The partisan schism over how to close a $24.3 billion state budget hole widened Monday, as Republican and Democratic lawmakers found almost nothing to agree on except to reject a plan by Gov. Arnold Schwarzenegger to borrow $2 billion from cash-strapped cities and counties.
While a two-house conference committee began its final expedition through the governor's budget-balancing plan, Assembly Democrats were putting together a revenue-raising package that includes a tax on oil production, a plan to collect taxes from Internet sales and rescinding tax breaks given to businesses last February.
The 10-member committee agreed on a party-line vote (with majority Democrats prevailing) to a proposal by Schwarzenegger to slice general fund support of the state's park system, which could result in 80 percent of the parks closing.
But unlike the governor's plan, the Democrats proposed replacing the money with a $15-per-vehicle license fee. Under the Democrats' plan, vehicles with California licenses would gain free admission to the state's parks.
Schwarzenegger spokesman Aaron McLear said that if individual parks proposed increasing fees to stay open, "I think we'd be for that. But involuntarily charging Californians for parks would be a tax."
The governor has said he will not support any tax increases as part of a budget-balancing plan.
The committee's partisan divide bodes ill for a speedy resolution to the budget mess, since at least parts of the package would require a two-thirds vote of both houses.
State Controller John Chiang has warned that every day past Monday that the state goes without a balanced budget will make it harder for California to borrow money from private investors, which it needs to resolve a cash flow problem it faces in the first month of the new fiscal year, which begins July 1.
"The Legislature has had the governor's proposal for over a month," said Schwarzenegger spokesman McLear, "but is nowhere near solving our $24.3 billion deficit."
The committee did show unanimity by rejecting the governor's proposal to forcibly borrow $2 billion from local governments. The loan, which is allowable under a 2004 ballot measure, would have to be repaid in three years.
Schwarzenegger indicated last week that he would be willing to give up the idea if legislators could find the money elsewhere, possibly by cutting foster care programs or increasing the portion of health insurance paid by state workers.
It also voted 10-0 to grab $336.3 million earmarked for mass transit and an additional $315.5 million in money for school bus programs to use in the general fund.
But almost none of the day's other actions showed strains of bipartisan harmony.
"If we're not prepared to make the tough decisions that are out there, we are going to be left with a lot of tough decisions down the road," warned committee member Sen. Bob Dutton, R-Rancho Cucamonga. Dutton's reference was to committee Democrats' approach to Schwarzenegger's proposal to balance the budget by making $16 billion in cuts and $8 billion in loans from local governments, speeding up collection of estimated income taxes, and other maneuvers.
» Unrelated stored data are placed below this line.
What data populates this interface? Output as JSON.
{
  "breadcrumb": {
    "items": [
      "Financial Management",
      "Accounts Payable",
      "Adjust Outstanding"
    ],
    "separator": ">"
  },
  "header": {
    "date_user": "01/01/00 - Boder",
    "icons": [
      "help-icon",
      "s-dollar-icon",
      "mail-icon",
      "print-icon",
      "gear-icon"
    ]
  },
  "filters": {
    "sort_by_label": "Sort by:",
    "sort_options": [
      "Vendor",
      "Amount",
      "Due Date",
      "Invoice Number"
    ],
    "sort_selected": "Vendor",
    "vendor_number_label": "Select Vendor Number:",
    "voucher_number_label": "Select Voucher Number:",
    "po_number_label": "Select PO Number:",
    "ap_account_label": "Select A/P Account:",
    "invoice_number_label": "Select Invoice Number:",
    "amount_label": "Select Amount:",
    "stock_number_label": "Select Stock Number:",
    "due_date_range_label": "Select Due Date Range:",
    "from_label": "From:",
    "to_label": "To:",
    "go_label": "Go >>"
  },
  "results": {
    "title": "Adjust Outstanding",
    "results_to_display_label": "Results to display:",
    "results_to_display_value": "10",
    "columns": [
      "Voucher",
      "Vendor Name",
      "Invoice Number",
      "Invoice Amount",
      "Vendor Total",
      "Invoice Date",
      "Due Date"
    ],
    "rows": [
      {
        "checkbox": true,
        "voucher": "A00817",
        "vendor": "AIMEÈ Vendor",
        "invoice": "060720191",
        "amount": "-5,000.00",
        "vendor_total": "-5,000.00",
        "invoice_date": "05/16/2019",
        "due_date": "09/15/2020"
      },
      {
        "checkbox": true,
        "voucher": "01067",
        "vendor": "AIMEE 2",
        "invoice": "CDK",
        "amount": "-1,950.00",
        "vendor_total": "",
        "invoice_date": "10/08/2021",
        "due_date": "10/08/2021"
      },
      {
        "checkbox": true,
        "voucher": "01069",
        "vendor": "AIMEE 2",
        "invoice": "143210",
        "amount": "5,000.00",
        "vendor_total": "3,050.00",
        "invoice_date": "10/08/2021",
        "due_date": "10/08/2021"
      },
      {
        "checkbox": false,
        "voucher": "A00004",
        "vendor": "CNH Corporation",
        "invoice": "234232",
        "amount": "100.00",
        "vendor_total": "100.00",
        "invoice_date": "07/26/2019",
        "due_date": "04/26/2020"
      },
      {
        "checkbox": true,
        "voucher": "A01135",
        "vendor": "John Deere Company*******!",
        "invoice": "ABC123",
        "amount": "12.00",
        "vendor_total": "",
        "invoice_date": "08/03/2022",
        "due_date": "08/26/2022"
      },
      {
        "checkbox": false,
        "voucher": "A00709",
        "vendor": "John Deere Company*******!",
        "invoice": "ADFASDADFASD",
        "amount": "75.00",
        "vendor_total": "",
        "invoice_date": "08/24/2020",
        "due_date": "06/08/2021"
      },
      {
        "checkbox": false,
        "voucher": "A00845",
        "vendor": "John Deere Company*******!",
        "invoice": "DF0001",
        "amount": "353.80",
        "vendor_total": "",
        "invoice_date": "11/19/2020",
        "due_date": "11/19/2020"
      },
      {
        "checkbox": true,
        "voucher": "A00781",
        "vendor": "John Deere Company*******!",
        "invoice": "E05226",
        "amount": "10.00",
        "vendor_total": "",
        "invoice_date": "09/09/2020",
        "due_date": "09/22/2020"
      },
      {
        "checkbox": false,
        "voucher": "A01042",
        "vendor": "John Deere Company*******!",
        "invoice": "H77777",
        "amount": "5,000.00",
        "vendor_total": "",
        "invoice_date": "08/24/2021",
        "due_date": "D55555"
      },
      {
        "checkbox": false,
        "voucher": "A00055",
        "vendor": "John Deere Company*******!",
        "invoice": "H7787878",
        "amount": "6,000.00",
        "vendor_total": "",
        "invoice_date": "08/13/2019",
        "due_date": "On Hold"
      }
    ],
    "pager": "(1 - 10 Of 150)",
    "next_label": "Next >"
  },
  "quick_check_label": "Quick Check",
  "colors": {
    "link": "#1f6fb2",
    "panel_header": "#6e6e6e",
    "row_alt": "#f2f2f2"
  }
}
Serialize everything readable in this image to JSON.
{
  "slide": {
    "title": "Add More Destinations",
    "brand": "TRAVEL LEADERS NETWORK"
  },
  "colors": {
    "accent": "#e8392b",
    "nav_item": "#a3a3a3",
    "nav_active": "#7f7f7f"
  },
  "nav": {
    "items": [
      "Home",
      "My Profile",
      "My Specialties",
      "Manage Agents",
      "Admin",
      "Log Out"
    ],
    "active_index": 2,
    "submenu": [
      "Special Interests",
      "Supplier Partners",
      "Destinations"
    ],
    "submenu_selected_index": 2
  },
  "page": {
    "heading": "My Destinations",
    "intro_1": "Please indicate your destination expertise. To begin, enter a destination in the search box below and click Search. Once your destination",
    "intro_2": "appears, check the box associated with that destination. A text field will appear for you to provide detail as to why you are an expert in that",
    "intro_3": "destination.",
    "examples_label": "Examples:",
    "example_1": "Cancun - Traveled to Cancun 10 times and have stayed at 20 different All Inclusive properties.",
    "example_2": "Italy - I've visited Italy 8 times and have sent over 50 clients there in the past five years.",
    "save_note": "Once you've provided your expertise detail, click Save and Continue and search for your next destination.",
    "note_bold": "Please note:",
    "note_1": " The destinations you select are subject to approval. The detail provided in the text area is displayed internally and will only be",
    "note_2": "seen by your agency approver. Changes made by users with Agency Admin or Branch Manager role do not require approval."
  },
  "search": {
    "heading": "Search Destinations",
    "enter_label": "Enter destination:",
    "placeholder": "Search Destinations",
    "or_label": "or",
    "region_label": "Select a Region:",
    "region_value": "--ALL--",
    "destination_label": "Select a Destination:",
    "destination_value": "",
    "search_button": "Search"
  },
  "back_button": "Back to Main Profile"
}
If some of the governor's proposed cuts could be likened to using a meat cleaver, GOP lawmakers complained, the Democrats' approach was akin to cutting with a butter knife.
Where the governor proposed eliminating some state AIDS programs, saving $80.1 million, committee Democrats, who outnumber their GOP counterparts by a 6-4 margin, voted to reduce the cuts to $33.5 million.
The governor proposed eliminating health care for 900,000 low-income children; Democrats voted to keep the program, while cutting its $386.8 million funding by $70 million.
"To leave these amounts of money on the table, without an adequate substitution is just something I cannot support," said Assemblyman Roger Niello, R-Fair Oaks.
But Democrats countered that wholesale elimination of some programs was asking too high a price.
"I think it is our responsibility to prioritize," said Sen. Alan Lowenthal, D-Long Beach. "If we do not provide some resources, people will die."
Further complicating the budget dance was a package of revenue-raisers outlined Monday by the committee's chairwoman, Assemblywoman Noreen Evans, D-Santa Rosa.
It includes a 9.9 percent severance tax on oil produced in California, the only oil-producing state without such a tax.
Republicans oppose the idea, contending the state already imposes several other taxes on oil production.
"I don't think raising taxes is going to help us get out of this problem," said Assembly GOP leader Sam Blakeslee of San Luis Obispo.
Other elements in the revenue package include reversing tax breaks that were extended as part of another budget-balancing effort engineered in February. In addition, there are proposals that would seek to extend taxes to sales made via the Internet by companies outside California.
An earlier pitch to raise state taxes on tobacco has apparently been dropped.
"I can say that the budget that we will be voting for on the floor will be a balanced approach, it will be a combination of cuts and revenues," said Assembly Speaker Karen Bass, D-Los Angeles.
As if that weren't enough, a split has developed over the size of the reserve in the almost-certain event that the economy continues to stumble or emergencies such as wildfires arise.
Schwarzenegger has proposed to set aside $4.5 billion. Democratic legislative leaders would like to see that reduced to $1 billion or $2 billion.
That would decrease the deficit that needed to be erased to perhaps $21 billion.
"Any solution that does not add up to $24 billion," said McLear, "is not solving the problem."